Additionally, if transformation will be ongoing, networking teams must recognize that it’s necessarily going to be incremental. And they need to accept the implications of that: mistakes, retractions, and re-orientations will be routine occurrences, and need to be tolerated as such. Along the same lines, be prepared to recognize local successes, take what you learn from them, and use those lessons to optimize across the organization. The model moving forward will entail taking a step in what you think is the right direction (right now), measuring, and refining and repeating.

It helps to think about the difference between downhill skiing and kite surfing.

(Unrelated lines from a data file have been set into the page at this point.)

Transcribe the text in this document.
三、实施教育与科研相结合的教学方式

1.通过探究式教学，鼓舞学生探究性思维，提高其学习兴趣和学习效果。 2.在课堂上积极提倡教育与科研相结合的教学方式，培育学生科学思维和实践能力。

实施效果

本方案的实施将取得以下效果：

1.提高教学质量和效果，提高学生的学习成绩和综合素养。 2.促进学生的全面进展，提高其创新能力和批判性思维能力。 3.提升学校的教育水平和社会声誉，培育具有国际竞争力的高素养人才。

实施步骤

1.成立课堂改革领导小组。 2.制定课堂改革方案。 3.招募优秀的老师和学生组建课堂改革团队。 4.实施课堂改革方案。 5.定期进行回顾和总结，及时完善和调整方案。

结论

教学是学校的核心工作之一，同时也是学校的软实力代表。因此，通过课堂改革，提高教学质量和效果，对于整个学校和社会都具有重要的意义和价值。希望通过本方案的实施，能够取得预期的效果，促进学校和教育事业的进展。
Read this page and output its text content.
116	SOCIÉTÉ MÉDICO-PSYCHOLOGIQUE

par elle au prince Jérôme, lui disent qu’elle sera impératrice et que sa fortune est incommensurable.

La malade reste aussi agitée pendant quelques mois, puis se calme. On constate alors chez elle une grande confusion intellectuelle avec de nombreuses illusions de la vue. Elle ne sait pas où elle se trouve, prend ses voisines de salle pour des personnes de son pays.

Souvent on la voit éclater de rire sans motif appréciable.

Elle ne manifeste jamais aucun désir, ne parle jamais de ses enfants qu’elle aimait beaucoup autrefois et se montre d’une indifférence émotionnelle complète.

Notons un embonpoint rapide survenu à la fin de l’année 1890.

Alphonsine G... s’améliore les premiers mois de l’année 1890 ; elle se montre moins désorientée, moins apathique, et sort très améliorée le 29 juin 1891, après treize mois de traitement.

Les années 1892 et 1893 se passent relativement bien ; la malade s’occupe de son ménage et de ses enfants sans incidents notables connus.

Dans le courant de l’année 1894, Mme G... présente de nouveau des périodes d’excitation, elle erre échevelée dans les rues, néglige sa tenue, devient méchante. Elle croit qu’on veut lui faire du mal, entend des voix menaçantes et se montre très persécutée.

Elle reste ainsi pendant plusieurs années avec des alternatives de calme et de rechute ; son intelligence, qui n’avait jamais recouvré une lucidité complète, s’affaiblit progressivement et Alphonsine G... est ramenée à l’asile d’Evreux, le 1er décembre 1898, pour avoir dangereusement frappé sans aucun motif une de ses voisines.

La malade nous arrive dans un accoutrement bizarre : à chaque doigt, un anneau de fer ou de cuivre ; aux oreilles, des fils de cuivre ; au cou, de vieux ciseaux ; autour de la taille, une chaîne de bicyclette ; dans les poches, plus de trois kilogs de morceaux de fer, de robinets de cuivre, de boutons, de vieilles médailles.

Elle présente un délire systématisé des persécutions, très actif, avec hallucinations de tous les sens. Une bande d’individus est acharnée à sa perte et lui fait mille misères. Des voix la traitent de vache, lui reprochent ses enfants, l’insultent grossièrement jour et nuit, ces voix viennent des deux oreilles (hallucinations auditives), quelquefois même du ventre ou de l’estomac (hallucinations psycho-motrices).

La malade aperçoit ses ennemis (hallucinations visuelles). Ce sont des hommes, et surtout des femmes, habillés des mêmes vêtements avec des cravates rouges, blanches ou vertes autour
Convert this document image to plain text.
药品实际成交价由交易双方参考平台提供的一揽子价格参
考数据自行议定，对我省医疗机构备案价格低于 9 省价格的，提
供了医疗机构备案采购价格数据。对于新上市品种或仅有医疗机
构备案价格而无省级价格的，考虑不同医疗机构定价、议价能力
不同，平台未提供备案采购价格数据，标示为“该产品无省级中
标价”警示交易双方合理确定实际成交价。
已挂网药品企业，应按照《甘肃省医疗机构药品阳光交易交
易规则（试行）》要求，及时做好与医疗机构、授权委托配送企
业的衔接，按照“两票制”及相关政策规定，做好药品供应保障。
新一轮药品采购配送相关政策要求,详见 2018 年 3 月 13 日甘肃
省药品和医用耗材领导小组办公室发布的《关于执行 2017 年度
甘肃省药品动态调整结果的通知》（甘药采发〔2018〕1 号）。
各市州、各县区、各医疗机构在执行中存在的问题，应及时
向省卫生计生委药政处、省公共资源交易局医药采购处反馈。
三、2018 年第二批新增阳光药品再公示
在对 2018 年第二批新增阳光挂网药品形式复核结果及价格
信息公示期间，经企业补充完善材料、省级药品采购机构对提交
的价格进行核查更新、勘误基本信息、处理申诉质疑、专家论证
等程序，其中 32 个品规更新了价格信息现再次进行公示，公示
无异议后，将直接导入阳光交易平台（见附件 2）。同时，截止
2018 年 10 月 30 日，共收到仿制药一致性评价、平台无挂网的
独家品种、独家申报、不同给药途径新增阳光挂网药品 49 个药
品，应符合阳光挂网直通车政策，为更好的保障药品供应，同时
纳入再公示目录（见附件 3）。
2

The skier looks down the slope and comes up with a route and strategy that will ensure success—knowing the mountain won’t change during the run. Once decided, the plan will remain intact. The kitesurfer, on the other hand, knows she needs to get from A to B, but that’s about it. Her journey involves balancing against constantly changing forces of wind and waves, neither of which can be predicted, so any plan must be limited in scope and lifespan.

When you’ve spent your career learning to become an expert downhill skier, taking on kite surfing can be an intimidating prospect. But if you can be patient in your approach, flexible in your thinking, and ready to learn, you’ll find it’s a gratifying journey.